My other software isn't containerized that I know of. I don't run Firefox in Docker.
Why the fuck is it weird for a client to run inside a runtime environment with well-defined library versions, when that client has to ship that runtime environment anyways to ensure the games can actually run on a broad range of systems?
Oh, sure, it's so much better if the client relies on system libraries instead. Yes please, I like incompatibilities and issues with debugging. So much better than loading a different set of libraries. Stupid Valve!
Alright, let's just ignore the containerization because of the problem Valve creates by making you open Steam when you play games you paid for. It's just 64-bit for the runtime, not even the client itself. It's 2026. I'm not going to act like this is noteworthy or an accomplishment.
Do you even know what any of the words you're using mean? It doesn't matter whether the Steam client is running in the runtime, you still want the same containerization to run your games, because that's how they make sure the games run everywhere.
You're just angrily flinging shit around without understanding what any of this is about. Don't you have anything better to do?
You can run steam games without opening steam as long as they don't use the steamworks DRM or require an additional login (Ubisoft, Bethesda). Both of these issues are created by the developers / publishers, not steam.
Funnily enough, people running in Ubuntu do get Firefox in a container by default IIRC as it's delivered as a snap
You recall correctly. It's another one of Canonical's attempts to shoehorn their trash.
I run most of my software in containers. Firefox is in a flatpak. My terminal shells are all containers using distrobox. My homelab services are all containers. My few VMs (i run a few vituralized rke2 clusters, sometimes a test version of my baremetal harvester cluster, and test versions of my desktops)? Also running in containers. My desktop OSs are also containers (ublue, SteamOS, and SUSE Elemental).

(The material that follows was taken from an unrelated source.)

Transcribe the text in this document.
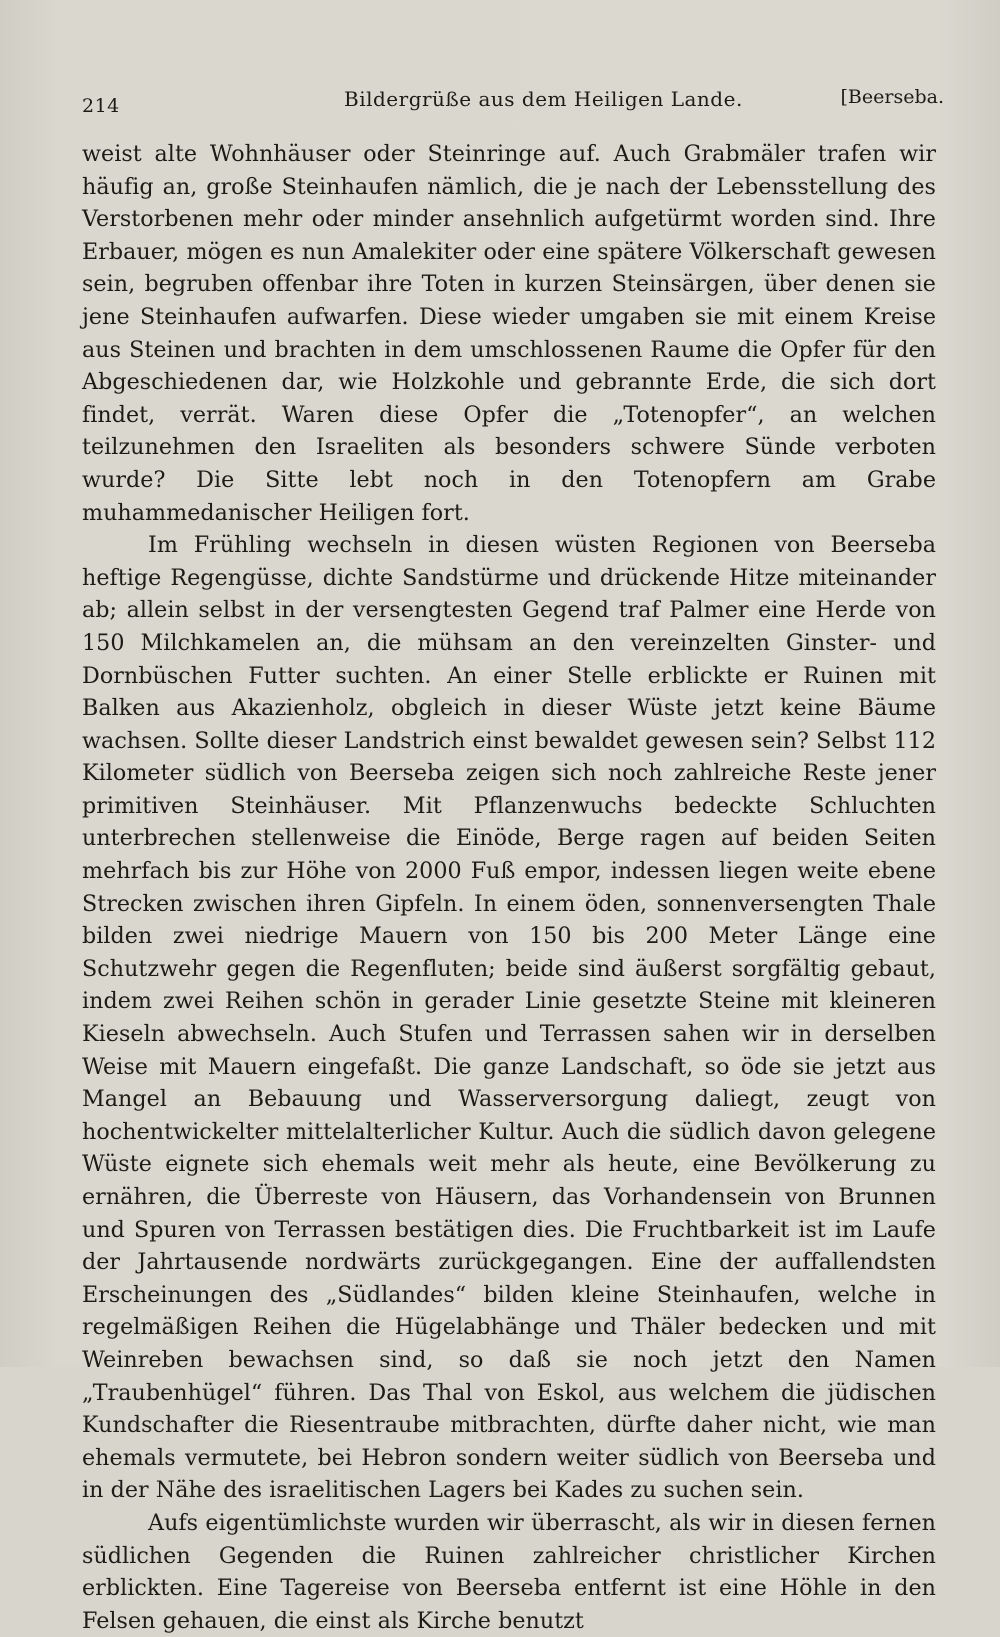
214	Bildergrüße aus dem Heiligen Lande.	[Beerseba.

weist alte Wohnhäuser oder Steinringe auf. Auch Grabmäler trafen wir häufig an, große Steinhaufen nämlich, die je nach der Lebensstellung des Verstorbenen mehr oder minder ansehnlich aufgetürmt worden sind. Ihre Erbauer, mögen es nun Amalekiter oder eine spätere Völkerschaft gewesen sein, begruben offenbar ihre Toten in kurzen Steinsärgen, über denen sie jene Steinhaufen aufwarfen. Diese wieder umgaben sie mit einem Kreise aus Steinen und brachten in dem umschlossenen Raume die Opfer für den Abgeschiedenen dar, wie Holzkohle und gebrannte Erde, die sich dort findet, verrät. Waren diese Opfer die „Totenopfer“, an welchen teilzunehmen den Israeliten als besonders schwere Sünde verboten wurde? Die Sitte lebt noch in den Totenopfern am Grabe muhammedanischer Heiligen fort.

Im Frühling wechseln in diesen wüsten Regionen von Beerseba heftige Regengüsse, dichte Sandstürme und drückende Hitze miteinander ab; allein selbst in der versengtesten Gegend traf Palmer eine Herde von 150 Milchkamelen an, die mühsam an den vereinzelten Ginster- und Dornbüschen Futter suchten. An einer Stelle erblickte er Ruinen mit Balken aus Akazienholz, obgleich in dieser Wüste jetzt keine Bäume wachsen. Sollte dieser Landstrich einst bewaldet gewesen sein? Selbst 112 Kilometer südlich von Beerseba zeigen sich noch zahlreiche Reste jener primitiven Steinhäuser. Mit Pflanzenwuchs bedeckte Schluchten unterbrechen stellenweise die Einöde, Berge ragen auf beiden Seiten mehrfach bis zur Höhe von 2000 Fuß empor, indessen liegen weite ebene Strecken zwischen ihren Gipfeln. In einem öden, sonnenversengten Thale bilden zwei niedrige Mauern von 150 bis 200 Meter Länge eine Schutzwehr gegen die Regenfluten; beide sind äußerst sorgfältig gebaut, indem zwei Reihen schön in gerader Linie gesetzte Steine mit kleineren Kieseln abwechseln. Auch Stufen und Terrassen sahen wir in derselben Weise mit Mauern eingefaßt. Die ganze Landschaft, so öde sie jetzt aus Mangel an Bebauung und Wasserversorgung daliegt, zeugt von hochentwickelter mittelalterlicher Kultur. Auch die südlich davon gelegene Wüste eignete sich ehemals weit mehr als heute, eine Bevölkerung zu ernähren, die Überreste von Häusern, das Vorhandensein von Brunnen und Spuren von Terrassen bestätigen dies. Die Fruchtbarkeit ist im Laufe der Jahrtausende nordwärts zurückgegangen. Eine der auffallendsten Erscheinungen des „Südlandes“ bilden kleine Steinhaufen, welche in regelmäßigen Reihen die Hügelabhänge und Thäler bedecken und mit Weinreben bewachsen sind, so daß sie noch jetzt den Namen „Traubenhügel“ führen. Das Thal von Eskol, aus welchem die jüdischen Kundschafter die Riesentraube mitbrachten, dürfte daher nicht, wie man ehemals vermutete, bei Hebron sondern weiter südlich von Beerseba und in der Nähe des israelitischen Lagers bei Kades zu suchen sein.

Aufs eigentümlichste wurden wir überrascht, als wir in diesen fernen südlichen Gegenden die Ruinen zahlreicher christlicher Kirchen erblickten. Eine Tagereise von Beerseba entfernt ist eine Höhle in den Felsen gehauen, die einst als Kirche benutzt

The future is now old man! :p
But honestly linux namespaces and overlay filesystems are the bees knees. Create reusable layers of filesystems, use just the ones needed for a given app/service. Expose just what a service or app needs to for a given function. You end up with an extemly portable, and consistent system that has cleaner seperations of concerns. For basically free. From an app dev perspective you remove a whole matrix of supported configurations to worry about (distro/version/packages installed/etc).
At that point, why not just go for Qubes OS?

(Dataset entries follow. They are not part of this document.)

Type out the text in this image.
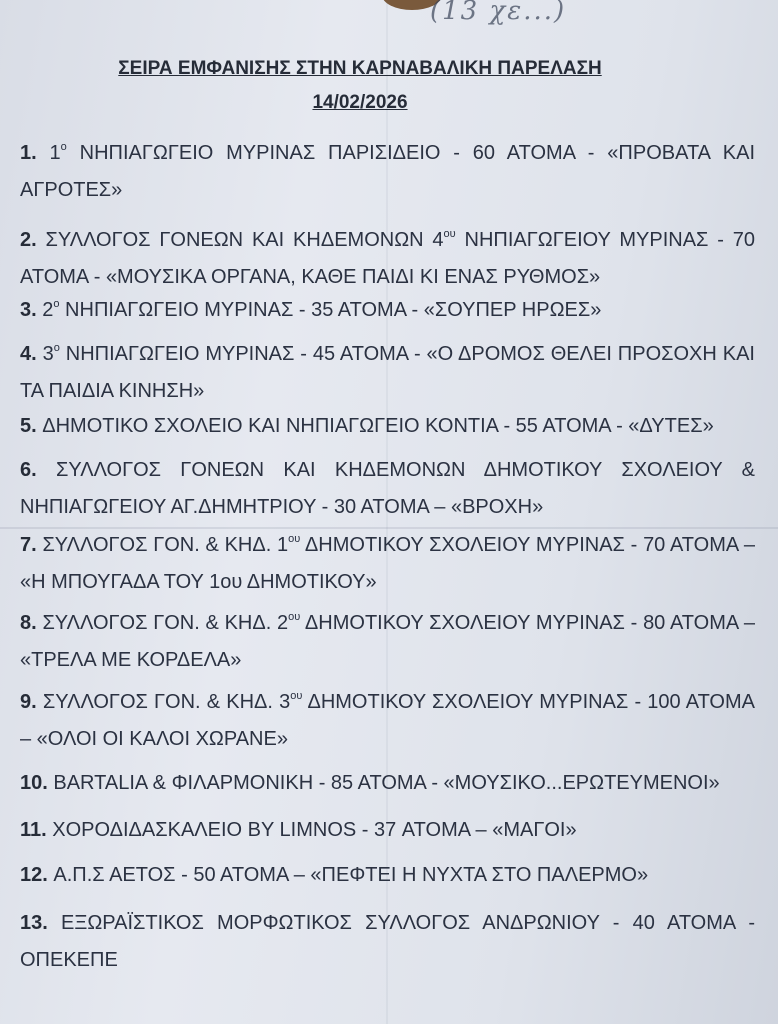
(13 χε...)
ΣΕΙΡΑ ΕΜΦΑΝΙΣΗΣ ΣΤΗΝ ΚΑΡΝΑΒΑΛΙΚΗ ΠΑΡΕΛΑΣΗ
14/02/2026
1. $1^o$ ΝΗΠΙΑΓΩΓΕΙΟ ΜΥΡΙΝΑΣ ΠΑΡΙΣΙΔΕΙΟ - 60 ΑΤΟΜΑ - «ΠΡΟΒΑΤΑ ΚΑΙ ΑΓΡΟΤΕΣ»
2. ΣΥΛΛΟΓΟΣ ΓΟΝΕΩΝ ΚΑΙ ΚΗΔΕΜΟΝΩΝ $4^{o\upsilon}$ ΝΗΠΙΑΓΩΓΕΙΟΥ ΜΥΡΙΝΑΣ - 70 ΑΤΟΜΑ - «ΜΟΥΣΙΚΑ ΟΡΓΑΝΑ, ΚΑΘΕ ΠΑΙΔΙ ΚΙ ΕΝΑΣ ΡΥΘΜΟΣ»
3. $2^o$ ΝΗΠΙΑΓΩΓΕΙΟ ΜΥΡΙΝΑΣ - 35 ΑΤΟΜΑ - «ΣΟΥΠΕΡ ΗΡΩΕΣ»
4. $3^o$ ΝΗΠΙΑΓΩΓΕΙΟ ΜΥΡΙΝΑΣ - 45 ΑΤΟΜΑ - «Ο ΔΡΟΜΟΣ ΘΕΛΕΙ ΠΡΟΣΟΧΗ ΚΑΙ ΤΑ ΠΑΙΔΙΑ ΚΙΝΗΣΗ»
5. ΔΗΜΟΤΙΚΟ ΣΧΟΛΕΙΟ ΚΑΙ ΝΗΠΙΑΓΩΓΕΙΟ ΚΟΝΤΙΑ - 55 ΑΤΟΜΑ - «ΔΥΤΕΣ»
6. ΣΥΛΛΟΓΟΣ ΓΟΝΕΩΝ ΚΑΙ ΚΗΔΕΜΟΝΩΝ ΔΗΜΟΤΙΚΟΥ ΣΧΟΛΕΙΟΥ & ΝΗΠΙΑΓΩΓΕΙΟΥ ΑΓ.ΔΗΜΗΤΡΙΟΥ - 30 ΑΤΟΜΑ – «ΒΡΟΧΗ»
7. ΣΥΛΛΟΓΟΣ ΓΟΝ. & ΚΗΔ. $1^{o\upsilon}$ ΔΗΜΟΤΙΚΟΥ ΣΧΟΛΕΙΟΥ ΜΥΡΙΝΑΣ - 70 ΑΤΟΜΑ – «Η ΜΠΟΥΓΑΔΑ ΤΟΥ 1ου ΔΗΜΟΤΙΚΟΥ»
8. ΣΥΛΛΟΓΟΣ ΓΟΝ. & ΚΗΔ. $2^{o\upsilon}$ ΔΗΜΟΤΙΚΟΥ ΣΧΟΛΕΙΟΥ ΜΥΡΙΝΑΣ - 80 ΑΤΟΜΑ – «ΤΡΕΛΑ ΜΕ ΚΟΡΔΕΛΑ»
9. ΣΥΛΛΟΓΟΣ ΓΟΝ. & ΚΗΔ. $3^{o\upsilon}$ ΔΗΜΟΤΙΚΟΥ ΣΧΟΛΕΙΟΥ ΜΥΡΙΝΑΣ - 100 ΑΤΟΜΑ – «ΟΛΟΙ ΟΙ ΚΑΛΟΙ ΧΩΡΑΝΕ»
10. BARTALIA & ΦΙΛΑΡΜΟΝΙΚΗ - 85 ΑΤΟΜΑ - «ΜΟΥΣΙΚΟ...ΕΡΩΤΕΥΜΕΝΟΙ»
11. ΧΟΡΟΔΙΔΑΣΚΑΛΕΙΟ BY LIMNOS - 37 ΑΤΟΜΑ – «ΜΑΓΟΙ»
12. Α.Π.Σ ΑΕΤΟΣ - 50 ΑΤΟΜΑ – «ΠΕΦΤΕΙ Η ΝΥΧΤΑ ΣΤΟ ΠΑΛΕΡΜΟ»
13. ΕΞΩΡΑΪΣΤΙΚΟΣ ΜΟΡΦΩΤΙΚΟΣ ΣΥΛΛΟΓΟΣ ΑΝΔΡΩΝΙΟΥ - 40 ΑΤΟΜΑ - ΟΠΕΚΕΠΕ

Qubes is really cool but it uses VM instead of containers, and for its use case you basically have too. Containers isolation at almost no cost come from actually share the underlying kernel and hardware. That isnt isolated enough for data domain seperation thay qubes is built around.

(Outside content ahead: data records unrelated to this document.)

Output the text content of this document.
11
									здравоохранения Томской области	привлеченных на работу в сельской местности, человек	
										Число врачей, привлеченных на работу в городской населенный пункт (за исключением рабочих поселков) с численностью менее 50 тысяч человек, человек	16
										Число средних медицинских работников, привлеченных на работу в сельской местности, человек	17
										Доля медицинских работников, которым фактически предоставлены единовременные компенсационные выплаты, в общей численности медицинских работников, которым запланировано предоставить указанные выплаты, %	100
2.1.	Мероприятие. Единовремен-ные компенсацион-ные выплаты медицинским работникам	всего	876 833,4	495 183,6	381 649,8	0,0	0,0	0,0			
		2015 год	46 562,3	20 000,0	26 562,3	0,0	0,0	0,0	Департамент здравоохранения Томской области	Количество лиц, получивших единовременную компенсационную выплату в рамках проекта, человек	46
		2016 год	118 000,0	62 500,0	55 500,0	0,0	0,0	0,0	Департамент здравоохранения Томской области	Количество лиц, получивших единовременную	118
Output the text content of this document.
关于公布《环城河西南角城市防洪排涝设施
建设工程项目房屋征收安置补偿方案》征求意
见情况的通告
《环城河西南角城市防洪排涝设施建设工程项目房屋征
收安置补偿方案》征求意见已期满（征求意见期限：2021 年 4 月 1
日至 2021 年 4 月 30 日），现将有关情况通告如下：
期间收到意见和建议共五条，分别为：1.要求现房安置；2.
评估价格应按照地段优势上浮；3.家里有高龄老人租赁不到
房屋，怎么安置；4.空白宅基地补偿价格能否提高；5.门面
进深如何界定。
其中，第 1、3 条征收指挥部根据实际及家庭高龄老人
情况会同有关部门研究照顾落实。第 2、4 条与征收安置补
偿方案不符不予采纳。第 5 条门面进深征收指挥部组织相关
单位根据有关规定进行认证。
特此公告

That is one reason i have multiple clusters actually, and the confidential container effort is actually light weight VMs with tools to intergrate them with the network of the host correctly (and multikey memory encryption to fully enforce the boundary). I havent goten around to deploying an app like that yet myself though
Containers all the way down.
My services are all running in containers, but I've some work to do to catch up to your skill level. That said, the above comment is music to my ears with where I am at in the learning process just now, it just resonates. Have a good weekend!